What I just said applies to my home, but when I’m setting up an exhibit, collecting objects, furniture pieces, construction materials, car parts, or whatever I can bring into the space, I aim to trigger responses that go beyond their intrinsic value. I want to make the audience see visual culture in what comes from their consumer culture. I’m telling a story with materials I don’t alter—I just reconfigure them, turning them into functional elements of my exhibit’s design. If the audience walks into a room and sees maybe a dozen objects lined up, I know I’ve given them a visual map of the story.

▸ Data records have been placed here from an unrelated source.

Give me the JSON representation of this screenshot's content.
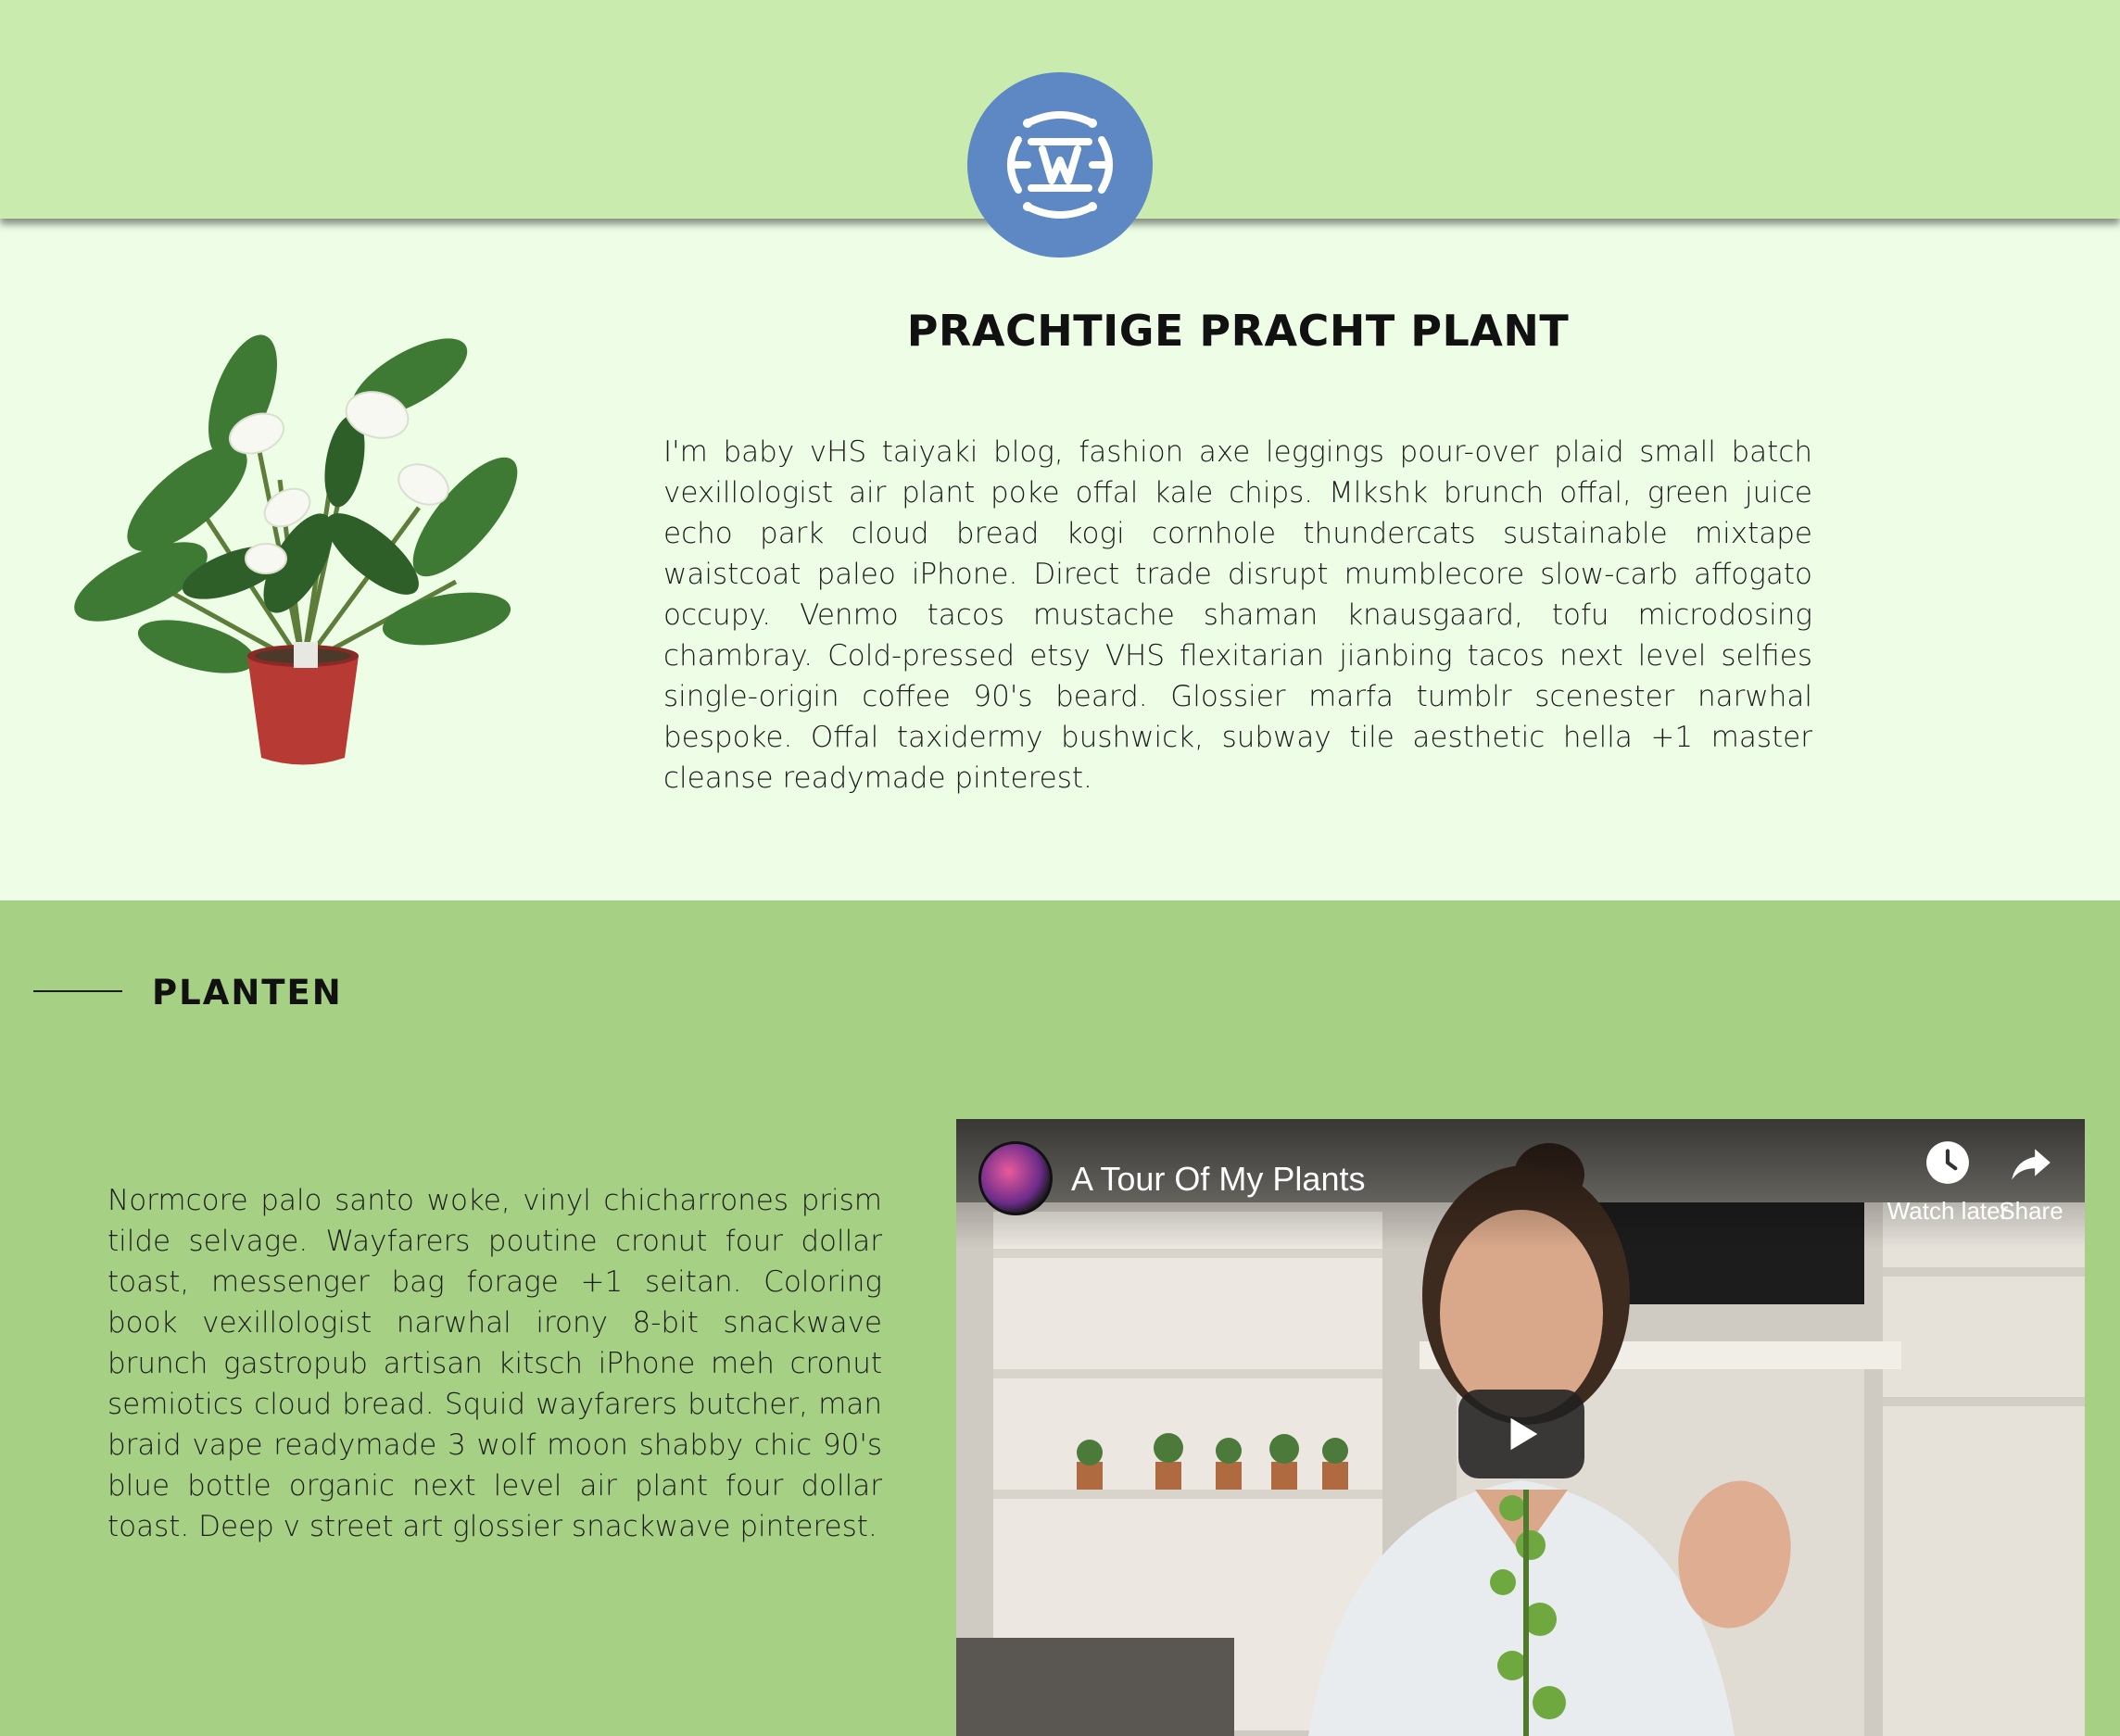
{
  "header": {
    "logo_icon": "w-monogram-logo"
  },
  "hero": {
    "image_icon": "potted-anthurium-plant",
    "title": "PRACHTIGE PRACHT PLANT",
    "body": "I'm baby vHS taiyaki blog, fashion axe leggings pour-over plaid small batch vexillologist air plant poke offal kale chips. Mlkshk brunch offal, green juice echo park cloud bread kogi cornhole thundercats sustainable mixtape waistcoat paleo iPhone. Direct trade disrupt mumblecore slow-carb affogato occupy. Venmo tacos mustache shaman knausgaard, tofu microdosing chambray. Cold-pressed etsy VHS flexitarian jianbing tacos next level selfies single-origin coffee 90's beard. Glossier marfa tumblr scenester narwhal bespoke. Offal taxidermy bushwick, subway tile aesthetic hella +1 master cleanse readymade pinterest."
  },
  "planten": {
    "title": "PLANTEN",
    "body": "Normcore palo santo woke, vinyl chicharrones prism tilde selvage. Wayfarers poutine cronut four dollar toast, messenger bag forage +1 seitan. Coloring book vexillologist narwhal irony 8-bit snackwave brunch gastropub artisan kitsch iPhone meh cronut semiotics cloud bread. Squid wayfarers butcher, man braid vape readymade 3 wolf moon shabby chic 90's blue bottle organic next level air plant four dollar toast. Deep v street art glossier snackwave pinterest."
  },
  "video": {
    "title": "A Tour Of My Plants",
    "watch_later_label": "Watch later",
    "share_label": "Share",
    "icons": {
      "watch_later": "clock-icon",
      "share": "share-arrow-icon",
      "play": "play-icon"
    }
  },
  "colors": {
    "header_bg": "#c9ecae",
    "hero_bg": "#edfde6",
    "section_bg": "#a6d185",
    "logo_bg": "#5e88c3"
  }
}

Those objects become almost anthropomorphic presences, and I feel like people respond to them on a human level, reacting in different ways to what they perceive.
M: And after having appreciated human features and the soul of the objects you’ve found, don’t you think they’ve permanently acquired artistic value? I mean, why, when you take down the exhibit, do you return them to the same street corners where you collected them, destined for disposal?
S: They’re like elements of a language I can find in any city, immediately accessible for creating my compositions, which I see as storyboards, but they can also be read like poems in space. But I’ve also realized that some people won’t let me take the objects back to where I found them anymore. Especially gallery owners, who say, maybe we should preserve some of these things. And I tell them they’re free to do so or not. As for me, my real work doesn’t involve preserving them. I don’t even know how well they hold up in collections.
M: It’s clear, though, that your true calling is to write, think, and explore. What do you plan to do next, and what are you still missing?
S: I like pen on paper or hands on a keyboard. I like the idea of writing stories, novels, screenplays. I’ve tried a bit of all of these, but soon I’ll succeed. The use of words is important—you need to find a way to engage with all forms of communication. I’m sure even psychoanalytic therapy, which I’ve just started, will help me a lot.